Nielsen is a successful businessman, who served eight years on the Seattle School Board, where he led reform efforts for the entire district.
Now, he travels the nation, telling audiences how constructive change is possible for public schools.
Nielsen was one of the keynote speakers during the annual “State of the Region” meeting, sponsored by the CREATE Foundation.
He says Mississippi has taken several steps to improve the state’s public education system.
“Recovery districts, that’s unique, there’s only a few states with that piece of legislation is passed,” Neilsen said.
That legislation allows the state to take over failing school districts, until things improve.
Nielsen says true education reform takes place at the state level and he has a plan of action that would replace certification standards, abolish elected school boards and pay teachers based on performance and merit.

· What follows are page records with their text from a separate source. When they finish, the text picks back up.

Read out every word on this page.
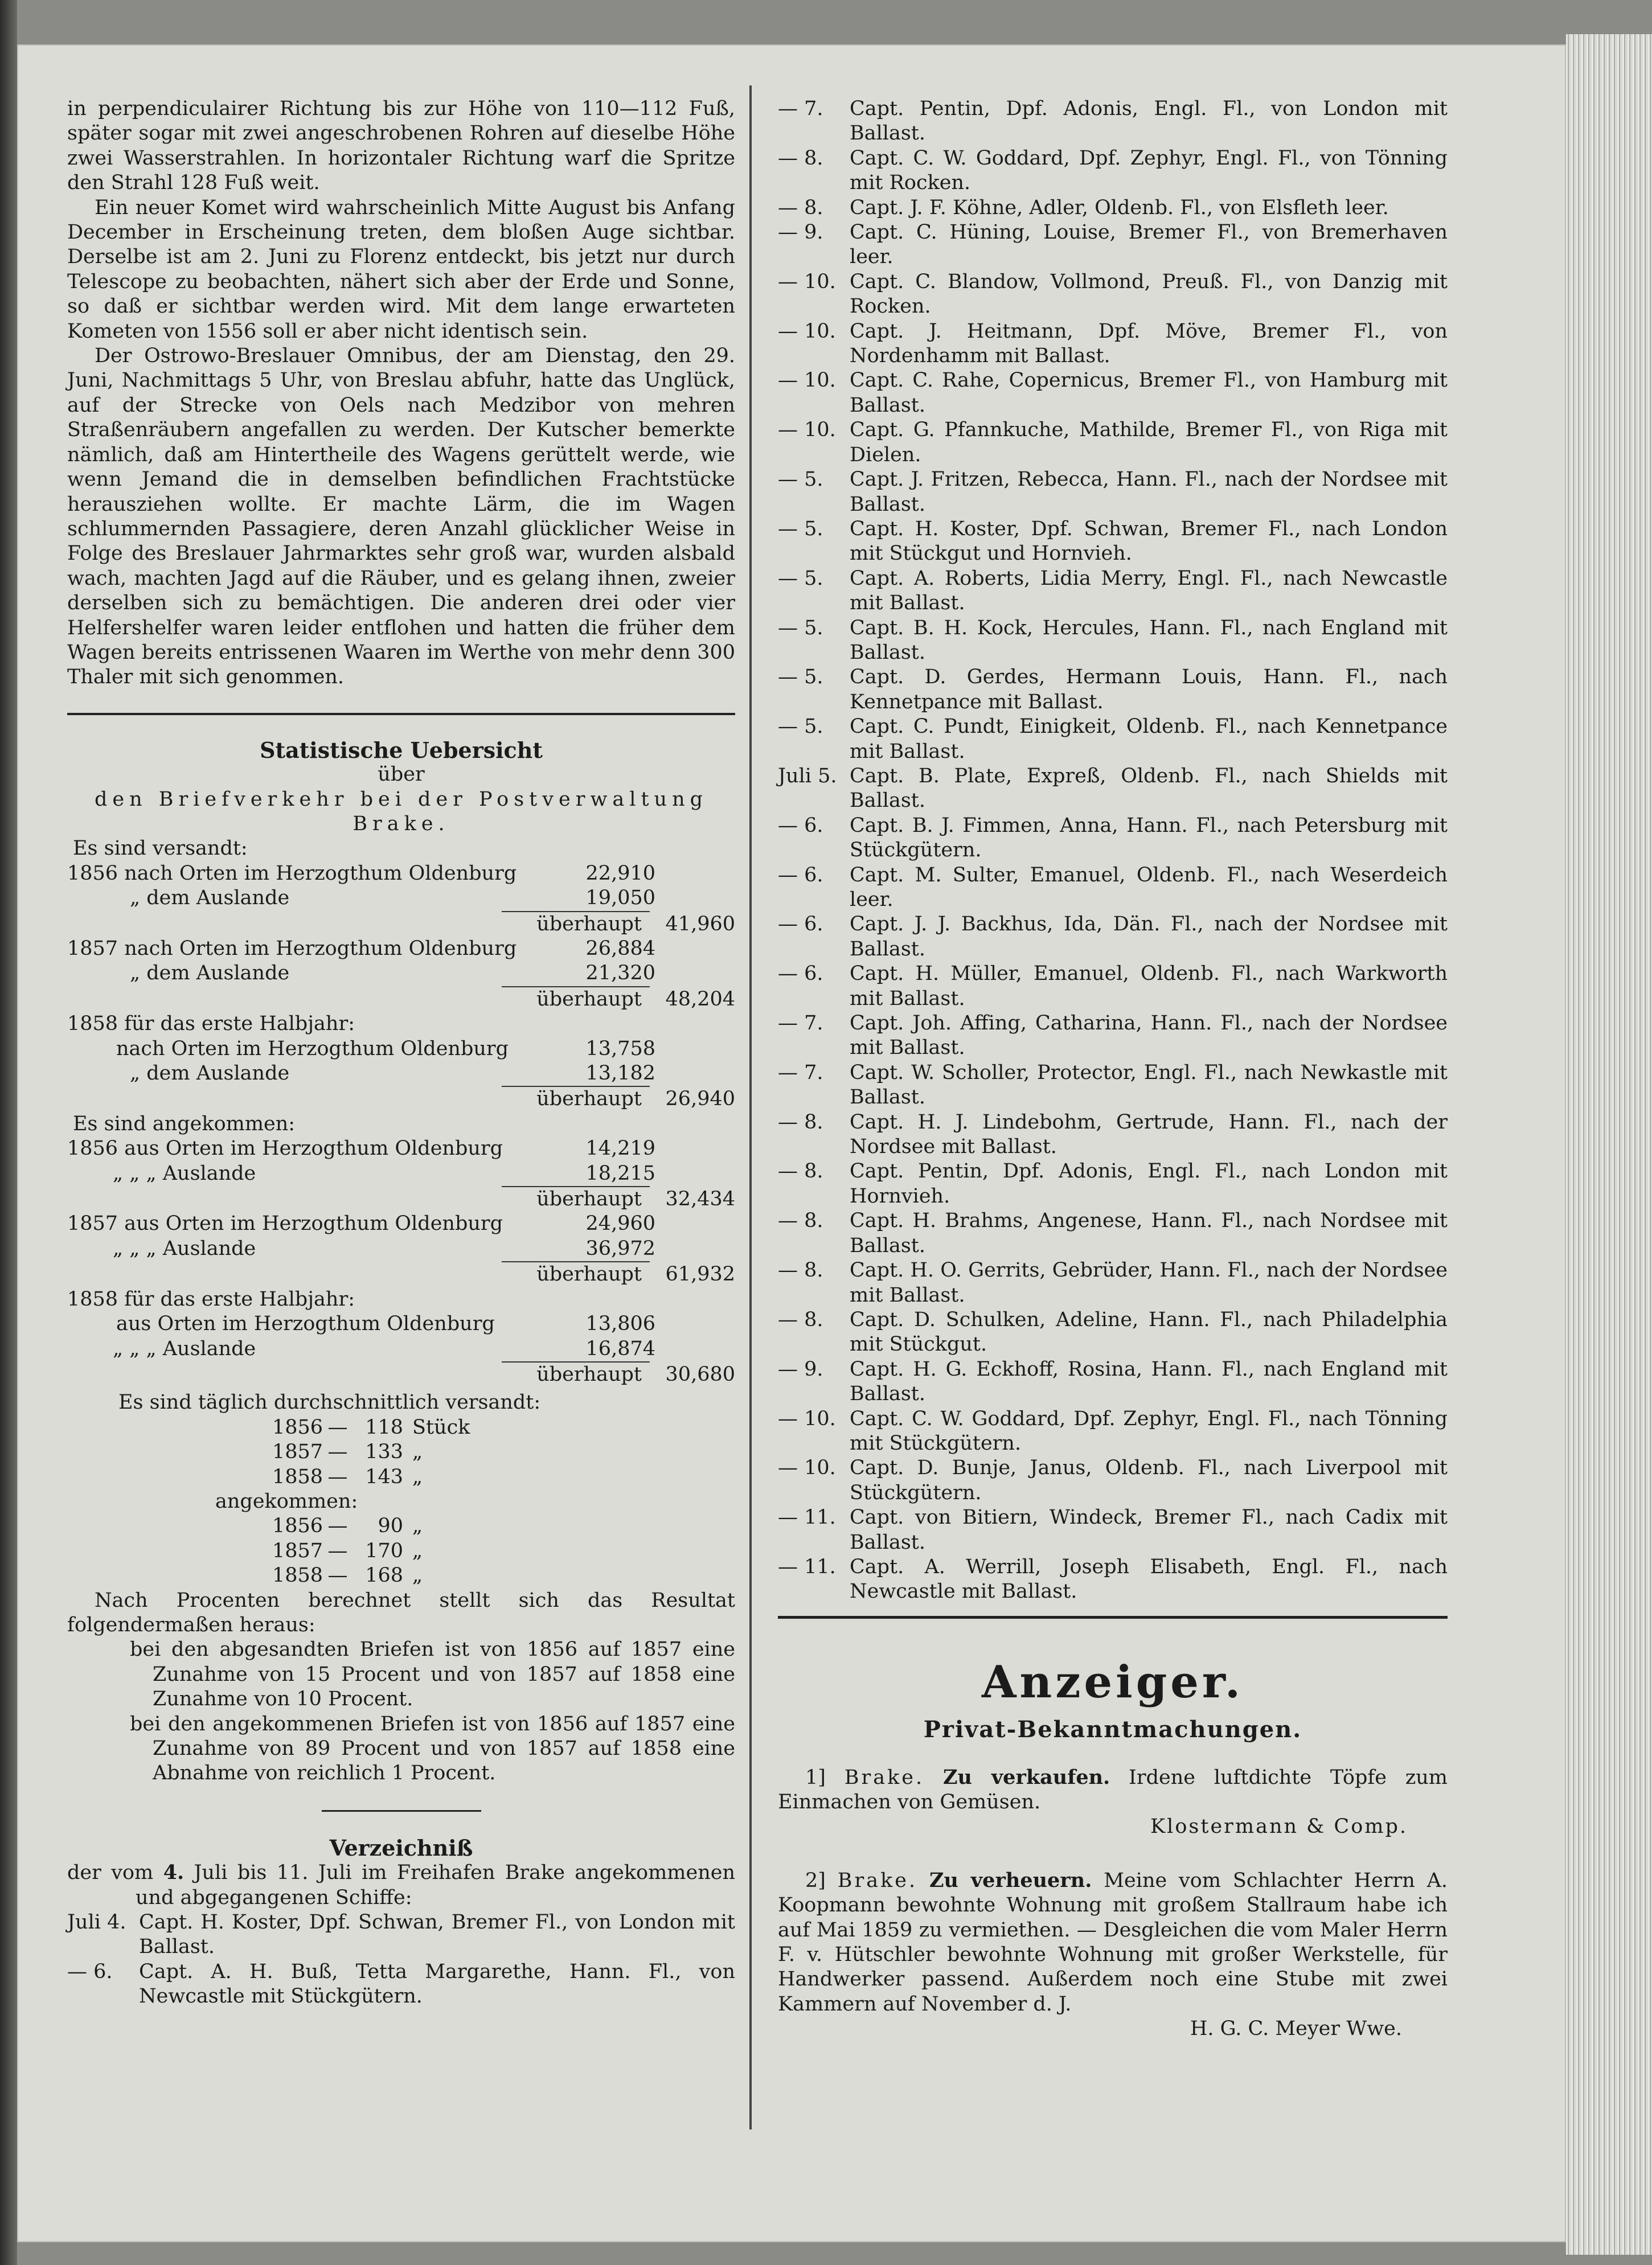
in perpendiculairer Richtung bis zur Höhe von 110—112 Fuß, später sogar mit zwei angeschrobenen Rohren auf dieselbe Höhe zwei Wasserstrahlen. In horizontaler Richtung warf die Spritze den Strahl 128 Fuß weit.

Ein neuer Komet wird wahrscheinlich Mitte August bis Anfang December in Erscheinung treten, dem bloßen Auge sichtbar. Derselbe ist am 2. Juni zu Florenz entdeckt, bis jetzt nur durch Telescope zu beobachten, nähert sich aber der Erde und Sonne, so daß er sichtbar werden wird. Mit dem lange erwarteten Kometen von 1556 soll er aber nicht identisch sein.

Der Ostrowo-Breslauer Omnibus, der am Dienstag, den 29. Juni, Nachmittags 5 Uhr, von Breslau abfuhr, hatte das Unglück, auf der Strecke von Oels nach Medzibor von mehren Straßenräubern angefallen zu werden. Der Kutscher bemerkte nämlich, daß am Hintertheile des Wagens gerüttelt werde, wie wenn Jemand die in demselben befindlichen Frachtstücke herausziehen wollte. Er machte Lärm, die im Wagen schlummernden Passagiere, deren Anzahl glücklicher Weise in Folge des Breslauer Jahrmarktes sehr groß war, wurden alsbald wach, machten Jagd auf die Räuber, und es gelang ihnen, zweier derselben sich zu bemächtigen. Die anderen drei oder vier Helfershelfer waren leider entflohen und hatten die früher dem Wagen bereits entrissenen Waaren im Werthe von mehr denn 300 Thaler mit sich genommen.

Statistische Uebersicht
über
den Briefverkehr bei der Postverwaltung Brake.
Es sind versandt:
1856 nach Orten im Herzogthum Oldenburg	22,910
„ dem Auslande	19,050
überhaupt	41,960
1857 nach Orten im Herzogthum Oldenburg	26,884
„ dem Auslande	21,320
überhaupt	48,204
1858 für das erste Halbjahr:
nach Orten im Herzogthum Oldenburg	13,758
„ dem Auslande	13,182
überhaupt	26,940
Es sind angekommen:
1856 aus Orten im Herzogthum Oldenburg	14,219
„ „ „ Auslande	18,215
überhaupt	32,434
1857 aus Orten im Herzogthum Oldenburg	24,960
„ „ „ Auslande	36,972
überhaupt	61,932
1858 für das erste Halbjahr:
aus Orten im Herzogthum Oldenburg	13,806
„ „ „ Auslande	16,874
überhaupt	30,680
Es sind täglich durchschnittlich versandt:
1856 — 118 Stück
1857 — 133 „
1858 — 143 „
angekommen:
1856 —	90 „
1857 — 170 „
1858 — 168 „

Nach Procenten berechnet stellt sich das Resultat folgendermaßen heraus:

bei den abgesandten Briefen ist von 1856 auf 1857 eine Zunahme von 15 Procent und von 1857 auf 1858 eine Zunahme von 10 Procent.

bei den angekommenen Briefen ist von 1856 auf 1857 eine Zunahme von 89 Procent und von 1857 auf 1858 eine Abnahme von reichlich 1 Procent.

Verzeichniß

der vom 4. Juli bis 11. Juli im Freihafen Brake angekommenen und abgegangenen Schiffe:

Juli 4. Capt. H. Koster, Dpf. Schwan, Bremer Fl., von London mit Ballast.
— 6.	Capt. A. H. Buß, Tetta Margarethe, Hann. Fl., von Newcastle mit Stückgütern.
— 7.	Capt. Pentin, Dpf. Adonis, Engl. Fl., von London mit Ballast.
— 8.	Capt. C. W. Goddard, Dpf. Zephyr, Engl. Fl., von Tönning mit Rocken.
— 8.	Capt. J. F. Köhne, Adler, Oldenb. Fl., von Elsfleth leer.
— 9.	Capt. C. Hüning, Louise, Bremer Fl., von Bremerhaven leer.
— 10. Capt. C. Blandow, Vollmond, Preuß. Fl., von Danzig mit Rocken.
— 10. Capt. J. Heitmann, Dpf. Möve, Bremer Fl., von Nordenhamm mit Ballast.
— 10. Capt. C. Rahe, Copernicus, Bremer Fl., von Hamburg mit Ballast.
— 10. Capt. G. Pfannkuche, Mathilde, Bremer Fl., von Riga mit Dielen.
— 5.	Capt. J. Fritzen, Rebecca, Hann. Fl., nach der Nordsee mit Ballast.
— 5.	Capt. H. Koster, Dpf. Schwan, Bremer Fl., nach London mit Stückgut und Hornvieh.
— 5.	Capt. A. Roberts, Lidia Merry, Engl. Fl., nach Newcastle mit Ballast.
— 5.	Capt. B. H. Kock, Hercules, Hann. Fl., nach England mit Ballast.
— 5.	Capt. D. Gerdes, Hermann Louis, Hann. Fl., nach Kennetpance mit Ballast.
— 5.	Capt. C. Pundt, Einigkeit, Oldenb. Fl., nach Kennetpance mit Ballast.
Juli 5. Capt. B. Plate, Expreß, Oldenb. Fl., nach Shields mit Ballast.
— 6.	Capt. B. J. Fimmen, Anna, Hann. Fl., nach Petersburg mit Stückgütern.
— 6.	Capt. M. Sulter, Emanuel, Oldenb. Fl., nach Weserdeich leer.
— 6.	Capt. J. J. Backhus, Ida, Dän. Fl., nach der Nordsee mit Ballast.
— 6.	Capt. H. Müller, Emanuel, Oldenb. Fl., nach Warkworth mit Ballast.
— 7.	Capt. Joh. Affing, Catharina, Hann. Fl., nach der Nordsee mit Ballast.
— 7.	Capt. W. Scholler, Protector, Engl. Fl., nach Newkastle mit Ballast.
— 8.	Capt. H. J. Lindebohm, Gertrude, Hann. Fl., nach der Nordsee mit Ballast.
— 8.	Capt. Pentin, Dpf. Adonis, Engl. Fl., nach London mit Hornvieh.
— 8.	Capt. H. Brahms, Angenese, Hann. Fl., nach Nordsee mit Ballast.
— 8.	Capt. H. O. Gerrits, Gebrüder, Hann. Fl., nach der Nordsee mit Ballast.
— 8.	Capt. D. Schulken, Adeline, Hann. Fl., nach Philadelphia mit Stückgut.
— 9.	Capt. H. G. Eckhoff, Rosina, Hann. Fl., nach England mit Ballast.
— 10. Capt. C. W. Goddard, Dpf. Zephyr, Engl. Fl., nach Tönning mit Stückgütern.
— 10. Capt. D. Bunje, Janus, Oldenb. Fl., nach Liverpool mit Stückgütern.
— 11. Capt. von Bitiern, Windeck, Bremer Fl., nach Cadix mit Ballast.
— 11. Capt. A. Werrill, Joseph Elisabeth, Engl. Fl., nach Newcastle mit Ballast.
Anzeiger.
Privat-Bekanntmachungen.

1] Brake. Zu verkaufen. Irdene luftdichte Töpfe zum Einmachen von Gemüsen.

Klostermann & Comp.

2] Brake. Zu verheuern. Meine vom Schlachter Herrn A. Koopmann bewohnte Wohnung mit großem Stallraum habe ich auf Mai 1859 zu vermiethen. — Desgleichen die vom Maler Herrn F. v. Hütschler bewohnte Wohnung mit großer Werkstelle, für Handwerker passend. Außerdem noch eine Stube mit zwei Kammern auf November d. J.

H. G. C. Meyer Wwe.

Everyone attending the “State of the Region” meeting gets a progress report in areas such as developing a diversified economy, reducing the dropout rate and improving per capita income across the area. Public education plays a key role in each of the goals.
“We are in a global economy, we have a lot of furniture jobs in Pontotoc, furniture is not staying here is is being shipped everywhere,” said Pontotoc Mayor Jeff Stafford.
“Mississippi was given a national award by the Education Commission of the States, going to be awarded to the governor at the end of June, and part of that package was literacy promotion act, making sure our kids read by the third grade,” said District 9 State Senator Gray Tollison.
The Magnolia State was one of only two states showing gains in reading and math proficiency among fourth graders. Experts encourage leaders to continue the push for true education reform that will be felt by all Mississippians.
Nineteen of the 33 districts served by CREATE report a dropout rate of 10 percent or lower.